3:00 - 4:30 PM (OPPL, Veterans Room, Second Floor)
This year is the 100th anniversary of a strikingly original collection of short stories and accompanying vignettes that marked Ernest Hemingway's American debut, called In Our Time. It is fitting that we welcome the editor of Norton Critical Edition of In Our Time, Professor J. Gerald Kennedy for this year’s Hemingway Birthday Lecture titled, The Rough Edges of In Our Time.

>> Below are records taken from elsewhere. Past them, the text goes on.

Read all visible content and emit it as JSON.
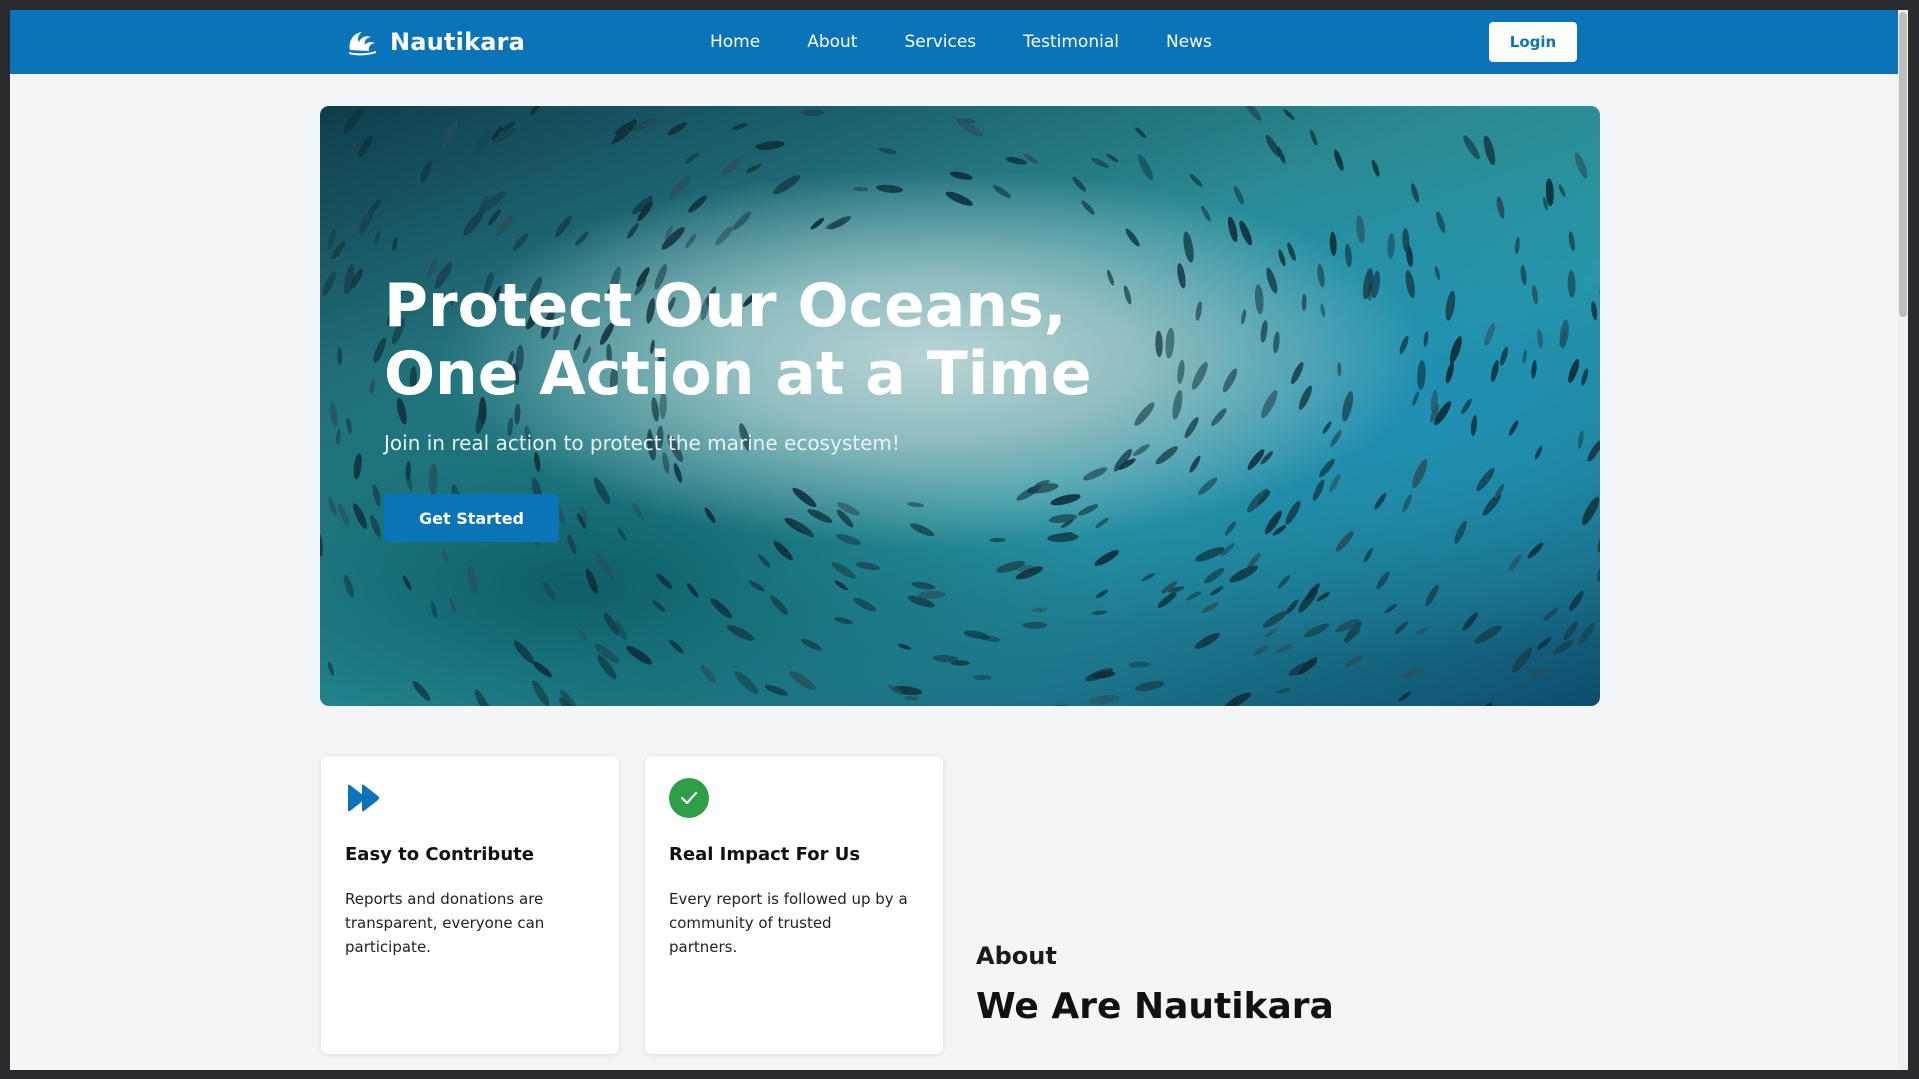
{
  "brand": {
    "name": "Nautikara",
    "logo_icon": "wave-icon"
  },
  "nav": {
    "links": [
      "Home",
      "About",
      "Services",
      "Testimonial",
      "News"
    ],
    "login_label": "Login"
  },
  "hero": {
    "title_line1": "Protect Our Oceans,",
    "title_line2": "One Action at a Time",
    "subtitle": "Join in real action to protect the marine ecosystem!",
    "cta_label": "Get Started"
  },
  "features": [
    {
      "icon": "fast-forward-icon",
      "title": "Easy to Contribute",
      "text_lines": [
        "Reports and donations are",
        "transparent, everyone can",
        "participate."
      ]
    },
    {
      "icon": "check-circle-icon",
      "title": "Real Impact For Us",
      "text_lines": [
        "Every report is followed up by a",
        "community of trusted",
        "partners."
      ]
    }
  ],
  "about": {
    "label": "About",
    "heading": "We Are Nautikara"
  },
  "colors": {
    "primary": "#0b73b7",
    "success": "#2e9e47",
    "page_bg": "#f4f5f6"
  }
}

“This concise yet comprehensive edition of Hemingway’s first major work, In Our Time (1925), offers an accessible introduction, an authoritative text, and a valuable selection of contextualizing materials. In a single volume, it brings together a relevant sample of Hemingway’s early journalism, correspondence, initial reviews of the book, and an indispensable selection of recent criticism.” —Zena Meadowsong, Rowan University
J. Gerald Kennedy, Boyd Professor of English Emeritus, is a former chair of the Department of English. In 1973, he earned his PhD from Duke University and took a position at LSU. A Fulbright Junior Lectureship in France in 1978-79 encouraged him to establish LSU in Paris, a summer program he directed intermittently from 1981-99. His books include The Astonished Traveler: William Darby, Frontier Geographer and Man of Letters (LSU Press, 1981); Poe, Death, and the Life of Writing (Yale, 1987); Imagining Paris: Exile, Writing, and American Identity (Yale 1993); a second book on Poe, The Narrative of Arthur Gordon Pym and the Abyss of Interpretation (Twayne, 1994); and a broad-scale cultural history, Strange Nation: Literary Nationalism and Cultural Conflict in the Age of Poe (Oxford, 2016). He has also edited Modern American Short Story Sequences (Cambridge, 1995), A Historical Guide to Edgar Allan Poe (Oxford, 2001), The Portable Edgar Allan Poe (Penguin, 2006), The Life of Black Hawk (Penguin Classics, 2008), and a Norton Critical Edition of Ernest Hemingway’s In Our Time (2022). He has likewise co-edited French Connections: Hemingway and Fitzgerald Abroad (St. Martins, 1998); Romancing the Shadow: Poe and Race (Oxford, 2001); Poe and the Remapping of Antebellum Print Culture (LSU Press, 2012); The American Novel to 1870 (Oxford 2014); and The Oxford Handbook of Edgar Allan Poe (2019). He has won fellowships from the National Endowment for the Humanities and the John Simon Guggenheim Memorial Foundation, as well as a Louisiana Atlas Grant and two Taylor Fellowships from the University of Virginia. His ongoing projects include a cultural biography of Poe and a co-edited volume (The Final Years, 1957-61) for the ongoing Cambridge edition of The Letters of Ernest Hemingway.